Meu pai era alcoólatra.
Agora, se você acha que estamos prestes a mergulhar nas memórias do subterrâneo de Dostoiévski e seguir trôpegos rumo ao velho e ao bar de Hemingway, ou que vamos percorrer as sarjetas sórdidas de O Farrapo Humano, filmaço de Billy Wilder (1945), cantarolando O Ébrio (1946), de Vicente Celestino, ah, então você pegou a barca errada. A coisa aqui está mais para Bukowski ou, vá lá, Zeca Pagodinho, embora meu velho nunca tenha sido chegado numa ceva – acho que ele achava loiras geladas coisa de amador. E o coroa era profissional: bebia como um atleta. Atleta de fundo, claro. Um medalhista em halterocopismo.
Como você deve saber, neste mundo politicamente correto já não se diz mais alcoólatra: o "certo" agora é alcoolista. Certo para a maioria. Errado para meu pai. Afinal, se a palavra alcoólatra é, como a etimologia determina, "aquele que adora o álcool", estamos diante do caso certo. Meu progenitor era fiel discípulo de Baco – embora vinho também não fosse seu prato favorito. Ele gostava mesmo de uísque, de vodca e de gim. Em doses colossais.
Ou seja, um perito, um expert, um conhecedor – tenaz e perseverante.

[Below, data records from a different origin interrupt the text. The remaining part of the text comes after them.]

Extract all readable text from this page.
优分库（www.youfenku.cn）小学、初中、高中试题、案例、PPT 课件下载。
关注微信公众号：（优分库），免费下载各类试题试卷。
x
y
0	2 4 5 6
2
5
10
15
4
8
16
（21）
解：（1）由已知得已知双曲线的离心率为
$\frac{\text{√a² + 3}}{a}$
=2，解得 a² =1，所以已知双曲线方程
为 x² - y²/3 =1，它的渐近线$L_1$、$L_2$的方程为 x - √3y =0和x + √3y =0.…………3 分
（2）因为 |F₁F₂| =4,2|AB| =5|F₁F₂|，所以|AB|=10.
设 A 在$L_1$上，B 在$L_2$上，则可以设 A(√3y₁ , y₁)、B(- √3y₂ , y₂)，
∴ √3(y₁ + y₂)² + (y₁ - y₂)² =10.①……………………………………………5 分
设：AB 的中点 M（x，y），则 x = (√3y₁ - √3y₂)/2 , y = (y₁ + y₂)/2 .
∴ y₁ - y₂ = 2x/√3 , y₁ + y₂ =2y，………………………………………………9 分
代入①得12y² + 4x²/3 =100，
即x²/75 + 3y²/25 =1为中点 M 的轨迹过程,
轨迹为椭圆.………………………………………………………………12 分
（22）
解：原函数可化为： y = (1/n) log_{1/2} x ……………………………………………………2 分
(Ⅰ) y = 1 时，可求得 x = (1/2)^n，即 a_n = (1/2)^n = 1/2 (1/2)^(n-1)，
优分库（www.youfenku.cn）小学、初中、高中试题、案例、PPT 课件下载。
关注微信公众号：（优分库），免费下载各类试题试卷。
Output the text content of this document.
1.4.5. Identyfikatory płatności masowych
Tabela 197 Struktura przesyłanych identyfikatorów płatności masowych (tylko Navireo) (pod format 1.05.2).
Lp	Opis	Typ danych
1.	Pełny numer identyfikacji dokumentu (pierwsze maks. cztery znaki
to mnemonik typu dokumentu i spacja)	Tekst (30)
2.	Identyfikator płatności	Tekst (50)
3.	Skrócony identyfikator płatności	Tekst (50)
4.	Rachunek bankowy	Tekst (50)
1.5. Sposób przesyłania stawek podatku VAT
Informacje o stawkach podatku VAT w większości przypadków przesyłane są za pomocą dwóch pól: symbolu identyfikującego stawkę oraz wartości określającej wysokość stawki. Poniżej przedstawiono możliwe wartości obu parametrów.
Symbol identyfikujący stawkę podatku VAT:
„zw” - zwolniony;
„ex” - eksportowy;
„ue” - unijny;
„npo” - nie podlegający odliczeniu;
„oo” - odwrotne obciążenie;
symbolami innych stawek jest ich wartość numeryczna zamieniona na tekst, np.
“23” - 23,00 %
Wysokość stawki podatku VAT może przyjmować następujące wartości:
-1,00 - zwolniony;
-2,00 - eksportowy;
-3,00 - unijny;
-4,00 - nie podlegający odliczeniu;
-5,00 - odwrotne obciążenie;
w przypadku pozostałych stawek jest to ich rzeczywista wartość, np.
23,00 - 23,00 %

Mas meu pai nunca encheu o saco de ninguém – sem ser o da minha mãe, claro. Nunca deu vexame, nunca vomitou (pelo menos não em público), nunca fez discursos incompreensíveis e intermináveis (embora por vezes recitasse uns poemas). Ele não bebia para esquecer – até porque lembrava de tudo. Ele não bebia para afogar as mágoas – as dele nadavam muito bem. Aliás, acho que meu pai nem bebia: "Quem bebe é o Araújo", dizia ele. Minha mãe rebatia: "O coitado tem um encosto e nem sabe...". Se era um encosto, o Araújo deu muito apoio para meu pai. Mas nunca conheci o Araújo.
Nem o Ateneu.
Ouvi falar do Ateneu quando tinha 12 anos. Minha mãe estava viajando e, quando levantei, às 7h, para ir para o Anchieta, dei de cara com meu pai chegando em casa: "Onde tu tava até esta hora, pai?". Ele me olhou com triste ternura, pensou um pouco e respondeu: "No enterro do Ateneu, meu filho". Fiz cara de espanto, então ele explicou:
"Ah, era um amigo de infância, lá de Muçum. Coitado, morreu feito um passarinho...".
Não estou usando este nobre espaço para defender o álcool – até porque prefiro ervas naturais. Sei de quantas vidas, famílias, reputações e empregos o álcool já afogou, e afoga – no Brasil e alhures. Só estou querendo dizer que nem todos os casos de alcoolismo são iguais e que existem algumas pessoas mais equipadas do que outras para percorrer o caminho dos excessos em busca do palácio da sabedoria. Não que meu pai tenha chegado lá – mas que tentou, tentou. Até morrer, dormindo, aos 80 anos. Feito um passarinho.
Mas quer saber? Se vivo fosse e tivesse que votar nas eleições de outubro, não sei o que o velho Milton faria. Mas suspeito que iria com o Araújo no enterro do Ateneu.
Ainda bem que agora já tenho idade para acompanhá-los.